DUMFRIES and Galloway Council has racked up an eye-watering £169m worth of debt, shock new figures have revealed.
Money owed has put the squeeze on the local authority, and has contributed to successive council administrations struggling to balance the books each year.
However, other Scottish councils are in a far more precarious position.
Edinburgh City has the highest level of debt in Scotland at a staggering £1.565 billion, while Glasgow City is next at £1.314 billion, and Aberdeen City is £1.097 billion in the red.
Across the UK, local authorities are £122 billion in debt in total, with experts predicting an “extreme and long-lasting” effect on local services.
UK councils owe a combined £97.8 billion to lenders, according to a BBC analysis of data from the Department for Levelling Up, Housing and Communities.
That’s equivalent to £1141 per resident, as of September 2023.

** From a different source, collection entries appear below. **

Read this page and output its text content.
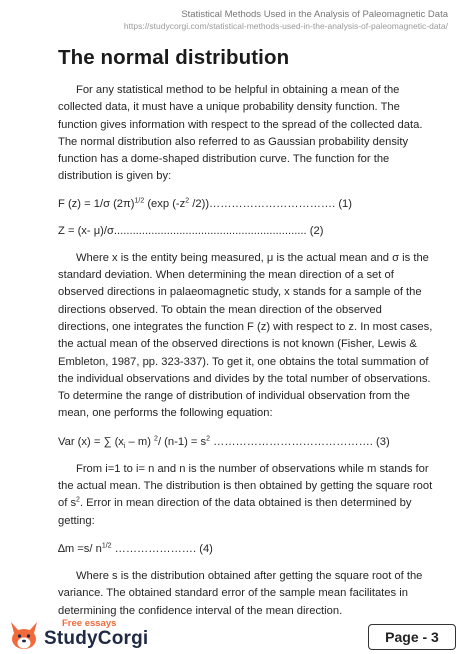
Statistical Methods Used in the Analysis of Paleomagnetic Data
https://studycorgi.com/statistical-methods-used-in-the-analysis-of-paleomagnetic-data/
The normal distribution

For any statistical method to be helpful in obtaining a mean of the collected data, it must have a unique probability density function. The function gives information with respect to the spread of the collected data. The normal distribution also referred to as Gaussian probability density function has a dome-shaped distribution curve. The function for the distribution is given by:

F (z) = 1/σ $(2\pi)^{1/2}$ (exp ($-z^2$ /2))……………………………. (1)
Z = (x- μ)/σ.............................................................. (2)

Where x is the entity being measured, μ is the actual mean and σ is the standard deviation. When determining the mean direction of a set of observed directions in palaeomagnetic study, x stands for a sample of the directions observed. To obtain the mean direction of the observed directions, one integrates the function F (z) with respect to z. In most cases, the actual mean of the observed directions is not known (Fisher, Lewis & Embleton, 1987, pp. 323-337). To get it, one obtains the total summation of the individual observations and divides by the total number of observations. To determine the range of distribution of individual observation from the mean, one performs the following equation:

Var (x) = ∑ $(x_i - m)$ $^2$/ $(n-1) = s^2$ ……………………………………. (3)

From i=1 to i= n and n is the number of observations while m stands for the actual mean. The distribution is then obtained by getting the square root of $s^2$. Error in mean direction of the data obtained is then determined by getting:

∆m =s/ $n^{1/2}$ …………………. (4)

Where s is the distribution obtained after getting the square root of the variance. The obtained standard error of the sample mean facilitates in determining the confidence interval of the mean direction.

Free essays
StudyCorgi	Page - 3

Dame Meg Hillier MP, chair of the Public Accounts Committee, said: “Some of the outlier examples of high local authority debt are staggering, and the impact on services for residents is liable to be extreme and long-lasting.
“There are of course many drivers of the present situation, not least the day-to-day pressures experienced by local authorities with squeezed spending power and ageing populations living through difficult economic times.”
Council collective, the Convention of Scottish Local Authorities (COSLA), has been campaigning in recent years to the Scottish Government for larger settlements to councils in order to support services and balance the books.
While the Deputy First Minister announced that local government will receive an additional £550 million in its 2024-5 settlement from the Scottish Government, COSLA members argued that this still falls short of a £1 billion funding gap for the whole of Scotland.
Meanwhile, the BBC analysis of figures show that Dumfries and Galloway’s debt of £169m is lower than neighbouring councils, which are: Scottish Borders – £209.9m, South Lanarkshire – £967.9m, South Ayrshire – £254.3m, East Ayrshire – £396.7m, Cumberland – £254m, and Northumberland – £672.3m.